È evidente che dovremo attendere i primi passi del nuovo governo per farcene un’idea più precisa, ma alcuni motivi e una lezione di fondo a cui rimanda sono già chiari ed è utile precisarli.

In primo luogo lo scollamento tra i “rappresentanti” e i “rappresentati” che non è mai stato così profondo ed evidente: potranno cercare di lenirlo o mascherarlo ma non riusciranno a colmarlo. La gente comune, con atteggiamenti diversi ed anche contraddittori, è distante dalle istituzioni e ne intuisce l’estraneità senza volere o saper reagire.

In secondo luogo il disvelarsi dei caratteri più autentici, multipli e combinati, del potere dietro la maschera cadente della politica. La violenza permea tutti gli aspetti dell’oppressione statale, cominciando dal suo atto fondativo bellico soggiacente e permanente: si appalesa nelle varie forme di maschilismo, nella costrizione e nella repressione, nei rapporti di lavoro, nel disprezzo dei più deboli, nel carattere escludente della cittadinanza che genera razzismo e xenofobia. L’ingordigia inarrestabile dei poteri economici, in tutte le sue forme, che allarga costantemente il baratro tra ricchezza e povertà su scala mondiale e via via diversamente nelle varie aree geografiche ed in ogni paese. La macchinazione tecnologica che invade e condiziona silenziosamente e crescentemente tutte le età e tutti gli aspetti della vita in modi subdoli, e peggio simulando un protagonismo degli utenti in realtà considerati numeri e dati da rivendere. Carattere quest’ultimo largamente e colpevolmente sottovalutato.

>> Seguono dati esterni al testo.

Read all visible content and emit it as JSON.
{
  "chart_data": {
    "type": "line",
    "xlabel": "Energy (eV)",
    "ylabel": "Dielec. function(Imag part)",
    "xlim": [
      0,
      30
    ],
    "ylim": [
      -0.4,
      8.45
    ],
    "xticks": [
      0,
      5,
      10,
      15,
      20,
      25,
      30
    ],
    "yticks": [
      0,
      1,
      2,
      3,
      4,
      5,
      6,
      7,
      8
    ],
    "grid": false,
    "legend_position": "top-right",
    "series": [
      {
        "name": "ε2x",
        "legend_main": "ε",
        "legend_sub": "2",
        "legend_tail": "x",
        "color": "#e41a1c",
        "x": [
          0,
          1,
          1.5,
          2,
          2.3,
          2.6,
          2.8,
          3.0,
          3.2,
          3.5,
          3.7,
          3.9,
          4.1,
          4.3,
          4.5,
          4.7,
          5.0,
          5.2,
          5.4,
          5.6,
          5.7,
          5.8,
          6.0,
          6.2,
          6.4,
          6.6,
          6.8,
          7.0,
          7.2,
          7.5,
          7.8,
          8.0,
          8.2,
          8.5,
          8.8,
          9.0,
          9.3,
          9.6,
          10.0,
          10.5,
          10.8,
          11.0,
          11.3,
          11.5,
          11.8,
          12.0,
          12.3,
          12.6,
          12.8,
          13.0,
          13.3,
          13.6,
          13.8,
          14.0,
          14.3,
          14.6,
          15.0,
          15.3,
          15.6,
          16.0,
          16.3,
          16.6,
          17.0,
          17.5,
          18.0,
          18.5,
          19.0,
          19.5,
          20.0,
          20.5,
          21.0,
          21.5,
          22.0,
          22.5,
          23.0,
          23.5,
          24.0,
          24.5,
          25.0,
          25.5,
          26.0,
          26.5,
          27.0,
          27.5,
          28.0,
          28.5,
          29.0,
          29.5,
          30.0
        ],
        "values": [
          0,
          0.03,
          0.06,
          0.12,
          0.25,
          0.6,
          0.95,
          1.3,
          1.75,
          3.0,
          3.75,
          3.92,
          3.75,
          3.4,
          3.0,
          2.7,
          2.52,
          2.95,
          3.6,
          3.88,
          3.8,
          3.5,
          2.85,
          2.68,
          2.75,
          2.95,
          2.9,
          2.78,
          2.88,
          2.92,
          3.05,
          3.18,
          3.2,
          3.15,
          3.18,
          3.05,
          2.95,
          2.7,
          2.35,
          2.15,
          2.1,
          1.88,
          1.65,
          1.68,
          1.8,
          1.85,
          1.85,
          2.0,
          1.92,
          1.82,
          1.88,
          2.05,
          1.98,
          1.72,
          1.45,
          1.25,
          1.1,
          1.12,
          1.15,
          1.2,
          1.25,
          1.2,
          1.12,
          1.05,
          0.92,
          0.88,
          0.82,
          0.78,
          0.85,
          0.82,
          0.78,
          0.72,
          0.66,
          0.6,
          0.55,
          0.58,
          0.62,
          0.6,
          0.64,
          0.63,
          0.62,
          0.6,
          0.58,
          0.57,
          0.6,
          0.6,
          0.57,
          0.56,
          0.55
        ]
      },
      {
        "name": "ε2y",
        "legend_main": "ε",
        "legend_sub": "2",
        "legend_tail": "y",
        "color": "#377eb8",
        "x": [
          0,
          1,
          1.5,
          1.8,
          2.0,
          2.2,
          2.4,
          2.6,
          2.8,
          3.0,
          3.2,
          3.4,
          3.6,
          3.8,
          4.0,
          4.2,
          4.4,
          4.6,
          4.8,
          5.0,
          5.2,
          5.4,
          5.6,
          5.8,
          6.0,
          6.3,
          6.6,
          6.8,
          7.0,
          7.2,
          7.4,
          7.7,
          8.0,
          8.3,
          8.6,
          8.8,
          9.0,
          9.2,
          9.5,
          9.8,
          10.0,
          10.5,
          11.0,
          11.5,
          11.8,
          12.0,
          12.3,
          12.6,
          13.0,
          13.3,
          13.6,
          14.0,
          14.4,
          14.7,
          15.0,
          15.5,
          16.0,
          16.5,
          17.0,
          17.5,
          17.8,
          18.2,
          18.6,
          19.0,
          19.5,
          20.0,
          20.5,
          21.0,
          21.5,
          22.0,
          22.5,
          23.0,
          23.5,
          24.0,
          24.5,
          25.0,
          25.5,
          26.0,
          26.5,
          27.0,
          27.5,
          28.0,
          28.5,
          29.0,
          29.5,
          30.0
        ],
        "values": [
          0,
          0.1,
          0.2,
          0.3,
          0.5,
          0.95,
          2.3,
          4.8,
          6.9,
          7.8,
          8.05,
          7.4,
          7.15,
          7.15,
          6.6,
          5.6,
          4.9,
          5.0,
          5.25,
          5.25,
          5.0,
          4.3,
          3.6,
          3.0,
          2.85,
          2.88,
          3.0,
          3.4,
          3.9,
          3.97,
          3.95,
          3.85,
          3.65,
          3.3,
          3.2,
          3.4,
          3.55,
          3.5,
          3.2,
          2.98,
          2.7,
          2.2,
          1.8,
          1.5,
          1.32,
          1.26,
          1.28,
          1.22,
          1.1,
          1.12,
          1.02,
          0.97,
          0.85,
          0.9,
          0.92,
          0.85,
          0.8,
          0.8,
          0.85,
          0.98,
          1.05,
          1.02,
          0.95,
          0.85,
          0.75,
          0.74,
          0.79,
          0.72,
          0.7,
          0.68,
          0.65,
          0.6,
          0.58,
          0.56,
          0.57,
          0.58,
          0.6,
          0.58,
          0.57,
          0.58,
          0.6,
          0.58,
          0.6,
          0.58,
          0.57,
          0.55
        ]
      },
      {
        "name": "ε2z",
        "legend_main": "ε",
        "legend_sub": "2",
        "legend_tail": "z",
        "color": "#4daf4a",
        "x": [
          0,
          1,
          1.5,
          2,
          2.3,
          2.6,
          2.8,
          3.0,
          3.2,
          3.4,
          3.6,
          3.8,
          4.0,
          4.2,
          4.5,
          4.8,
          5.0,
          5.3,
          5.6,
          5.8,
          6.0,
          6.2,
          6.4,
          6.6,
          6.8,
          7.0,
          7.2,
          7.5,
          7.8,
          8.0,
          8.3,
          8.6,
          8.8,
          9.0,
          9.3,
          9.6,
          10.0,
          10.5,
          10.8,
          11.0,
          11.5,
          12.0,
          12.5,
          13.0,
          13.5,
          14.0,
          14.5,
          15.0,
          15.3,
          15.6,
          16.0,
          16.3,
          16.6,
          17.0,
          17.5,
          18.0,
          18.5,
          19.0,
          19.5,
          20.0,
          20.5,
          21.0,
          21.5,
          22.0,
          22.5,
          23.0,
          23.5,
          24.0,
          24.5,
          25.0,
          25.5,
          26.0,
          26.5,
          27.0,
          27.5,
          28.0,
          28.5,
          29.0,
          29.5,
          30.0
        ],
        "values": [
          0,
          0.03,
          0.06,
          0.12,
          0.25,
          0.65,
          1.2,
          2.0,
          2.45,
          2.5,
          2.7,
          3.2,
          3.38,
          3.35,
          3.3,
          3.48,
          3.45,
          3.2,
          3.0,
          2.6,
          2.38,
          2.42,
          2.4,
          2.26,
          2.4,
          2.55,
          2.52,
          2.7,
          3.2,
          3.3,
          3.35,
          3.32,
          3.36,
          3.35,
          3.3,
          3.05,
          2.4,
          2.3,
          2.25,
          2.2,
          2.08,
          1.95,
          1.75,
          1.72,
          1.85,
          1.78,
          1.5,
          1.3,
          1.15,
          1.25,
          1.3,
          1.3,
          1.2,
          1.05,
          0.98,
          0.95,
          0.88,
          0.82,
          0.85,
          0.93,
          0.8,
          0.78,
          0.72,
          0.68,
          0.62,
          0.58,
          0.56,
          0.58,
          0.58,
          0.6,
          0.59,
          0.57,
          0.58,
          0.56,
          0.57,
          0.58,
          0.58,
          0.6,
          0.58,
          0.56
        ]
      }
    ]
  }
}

In terzo luogo le conseguenze esistenziali e non solo che possono essere sintetizzate in una parola: disumanizzazione. Più che mai si sta rivelando in questa pandemia e nell’impreparazione degli Stati del padronato e della loro Scienza subalterna a tutelare i propri sudditi. È sin troppo evidente il peggioramento delle condizioni materiali di gran parte delle popolazioni e in specie degli strati più indigenti. I giovani vivono una crisi di fiducia nel futuro senza precedenti. Le donne sono attaccate nella loro stessa identità di genere. Le/gli immigrate/i da varie zone del mondo verso i paesi più ricchi sottoposti ad ogni tipo di vessazione e di esclusione sociale. La conoscenza e i rapporti tra le persone in generale tendono ad essere sempre più spesso difficili e superficiali, si rompono o si incattiviscono a causa dei veleni diffusi nelle società statali anche on-line. Le capacità cognitive e riflessive sono compromesse dalla digitalizzazione selvaggia con conseguenze che in prospettiva possono risultare devastanti dal punto di vista fisico e (senti)mentale.

La condizione umana, che così appare fosca e senza vie d’uscita, non può però essere separata dalle qualità umane più profonde, largamente trascurate se non ignorate dai poteri esistenti. Invece in queste qualità abitano autentiche speranze e possibilità di un futuro migliore e diverso.

Queste considerazioni generali sono intrinsecamente legate anche alla nascita del governo Draghi; la crisi da cui è sorto, il modo in cui è stato concepito rimandano direttamente e rendono ancor più attuale una riflessione di fondo. Non ci sono soluzioni positive rapide né facili ad una situazione così complessa. Si potrà e si dovrà protestare ed eventualmente lottare contro le misure che il governo prenderà, ma ciò non sarà risolvente dei problemi di fondo che ci affliggono.

Pensare e fondare delle ipotesi davvero alternative credibili e praticabili passa necessariamente per la scoperta della nostra umanità migliore, per la ricostruzione delle soggettività individuali, relazionali e comuni, per la ridefinizione di una prospettiva valoriale e culturale nuova di cui essere creatrici/ori e protagoniste/i in prima persona.

La loro ennesima mossa di prepotenza proprietaria può insegnarci a muoverci in un’altra prospettiva.